You have a duty of care
It might be an obvious one, but you have a legal duty to ensure you are doing all you can to keep workers safe as they carry out their duties. It’s so obvious, in fact, that you might wonder how you’d go wrong.
What if you asked one of your machine operators to lend you a hand moving boxes of office paper and they injured their back doing so? Would you be liable for that injury even though they do a physical job day-to-day? The answer is ‘yes’ if they’ve never received any manually handling training, but ‘no’ if they have. It’s very easy to accidentally step outside of this simple rule. And just a tip; every employee should be trained in manual handling, even office staff, as it’s a very common injury.
You have to be insured by law
You have to buy business insurance, and the bit of that insurance we’re focused on is the part that covers worker’s compensation and accident liability. Let’s say it once again – you need comprehensive business insurance by law, so don’t bury your head in the sand; get it.
This insurance serves two purposes; firstly, to pay out compensation to workers who need the financial help after an injury, and secondly, to ensure that paying that injured employee doesn’t bankrupt the business. Going beyond that, if you don’t have insurance, quite often, a solicitor won’t pursue a case which you might think is ideal, but if you care about your employees, you’ll want to see them taken care of with a reasonable settlement.
Now we’ve covered the basics of health and safety legalities, let’s get into the nuances.
Training and equipment are equally important
Health and safety, as you’ll know, comes in two main forms; training (which can mean professional certifications) and PPE (personal protective equipment). What can sometimes be missed is the important relationship between the two. For example, telling your workers that they have to wear ear protection around loud machinery is all well and good but what you really need to do is give training on exactly why it must be worn, how to wear it correctly, how to spot if it is faulty, how often it should be replaced and where to get a replacement.
Failing to follow the appropriate steps leading to a worker using PPE not up to standard for the job could mean a claim headed your way. It’s also important to get employees to confirm they understand the training and that they agree to adhere to it; this usually means them doing a short questionnaire and signing a document. And this leads nicely on to our next fact…
Employees can be responsible for their own accidents
If an accident happens within your business, it’s always best to treat your investigation of it objectively, even if you have suspicion of one party being at fault over the other. Being unbiased means you can see holes in your procedure but also aren’t deliberately looking for an error on the employee’s part. The best place to start looking is at the records for training provided. This is where proof of an employee’s understanding can reveal a lot.
An accident might take place where someone trips over wiring by their desk and breaks their arm. Your investigation of the incident reveals they moved a piece of computer equipment, causing the lose wiring, and were aware of the wires being a hazard but did not inform anyone who could have rectified the problem, in line with health and safety training provided 3 months prior. In this situation, the employee is responsible for their accident.

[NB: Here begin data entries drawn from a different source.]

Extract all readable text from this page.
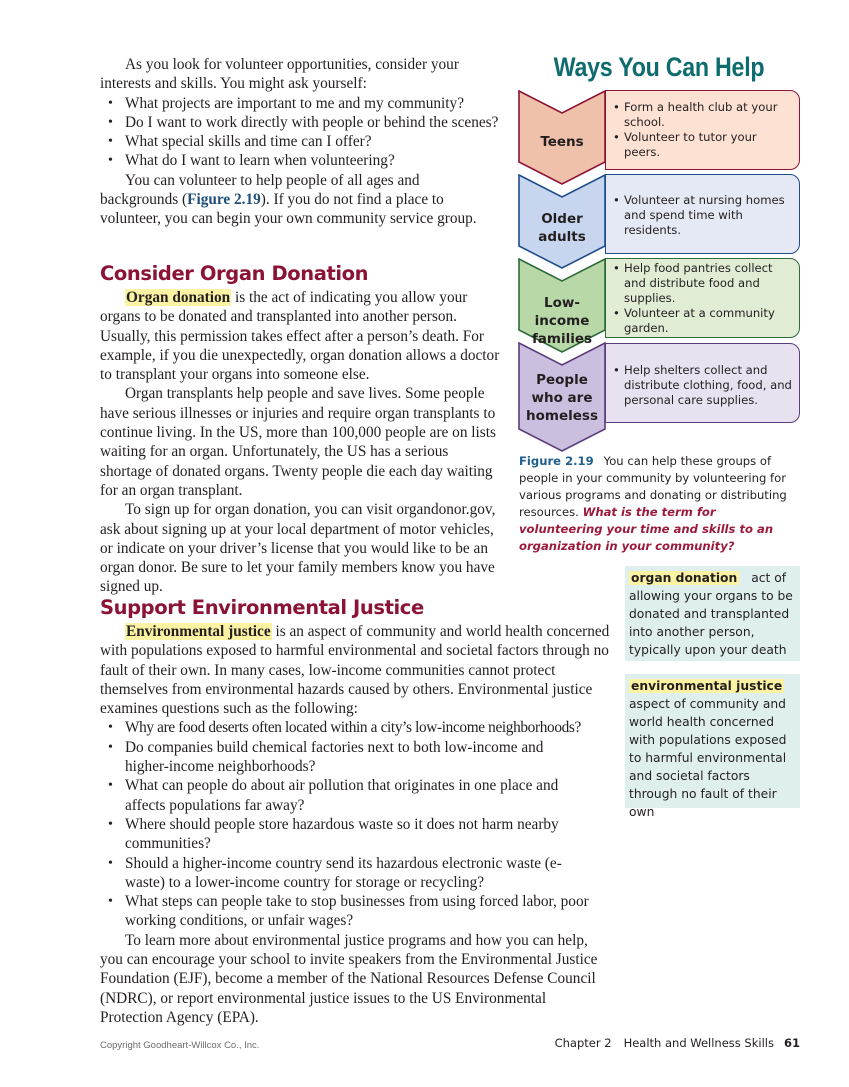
As you look for volunteer opportunities, consider your interests and skills. You might ask yourself:

• What projects are important to me and my community?
• Do I want to work directly with people or behind the scenes?
• What special skills and time can I offer?
• What do I want to learn when volunteering?

You can volunteer to help people of all ages and backgrounds (Figure 2.19). If you do not find a place to volunteer, you can begin your own community service group.

Consider Organ Donation

Organ donation is the act of indicating you allow your organs to be donated and transplanted into another person. Usually, this permission takes effect after a person’s death. For example, if you die unexpectedly, organ donation allows a doctor to transplant your organs into someone else.

Organ transplants help people and save lives. Some people have serious illnesses or injuries and require organ transplants to continue living. In the US, more than 100,000 people are on lists waiting for an organ. Unfortunately, the US has a serious shortage of donated organs. Twenty people die each day waiting for an organ transplant.

To sign up for organ donation, you can visit organdonor.gov, ask about signing up at your local department of motor vehicles, or indicate on your driver’s license that you would like to be an organ donor. Be sure to let your family members know you have signed up.

Support Environmental Justice

Environmental justice is an aspect of community and world health concerned with populations exposed to harmful environmental and societal factors through no fault of their own. In many cases, low-income communities cannot protect themselves from environmental hazards caused by others. Environmental justice examines questions such as the following:

• Why are food deserts often located within a city’s low-income neighborhoods?
• Do companies build chemical factories next to both low-income and higher-income neighborhoods?
• What can people do about air pollution that originates in one place and affects populations far away?
• Where should people store hazardous waste so it does not harm nearby communities?
• Should a higher-income country send its hazardous electronic waste (e-waste) to a lower-income country for storage or recycling?
• What steps can people take to stop businesses from using forced labor, poor working conditions, or unfair wages?

To learn more about environmental justice programs and how you can help, you can encourage your school to invite speakers from the Environmental Justice Foundation (EJF), become a member of the National Resources Defense Council (NDRC), or report environmental justice issues to the US Environmental Protection Agency (EPA).

Ways You Can Help
Teens
• Form a health club at your school.
• Volunteer to tutor your peers.
Older
adults
• Volunteer at nursing homes and spend time with residents.
Low-income
families
• Help food pantries collect and distribute food and supplies.
• Volunteer at a community garden.
People
who are
homeless
• Help shelters collect and distribute clothing, food, and personal care supplies.
Figure 2.19 You can help these groups of people in your community by volunteering for various programs and donating or distributing resources. What is the term for volunteering your time and skills to an organization in your community?
organ donation act of allowing your organs to be donated and transplanted into another person, typically upon your death
environmental justice
aspect of community and world health concerned with populations exposed to harmful environmental and societal factors through no fault of their own
Copyright Goodheart-Willcox Co., Inc.	Chapter 2 Health and Wellness Skills 61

And this segues on nicely to the next fact…
You can both be partly responsible for the accident
Taking that same example of a trip hazard, a small adjustment could make you partly responsible for the accident. If your health and safety training for this employee was only carried out when they joined, four years ago, and there was no evidence the employee knew the procedure for moving equipment or reporting hazards, then you’d be partly responsible. The reason you wouldn’t be wholly responsible, is that the employee took it upon themselves to move something and didn’t know who to report a problem to but wires are an obvious hazard that should have been addressed.
Figuring out the level of responsibility for an incident is difficult and the numbers may not fall the way you’d anticipate them to. Being partly responsible for an accident is usually calculated as a percentage in a settlement. And you’d therefore pay a percentage equal to the amount it is found you are accountable.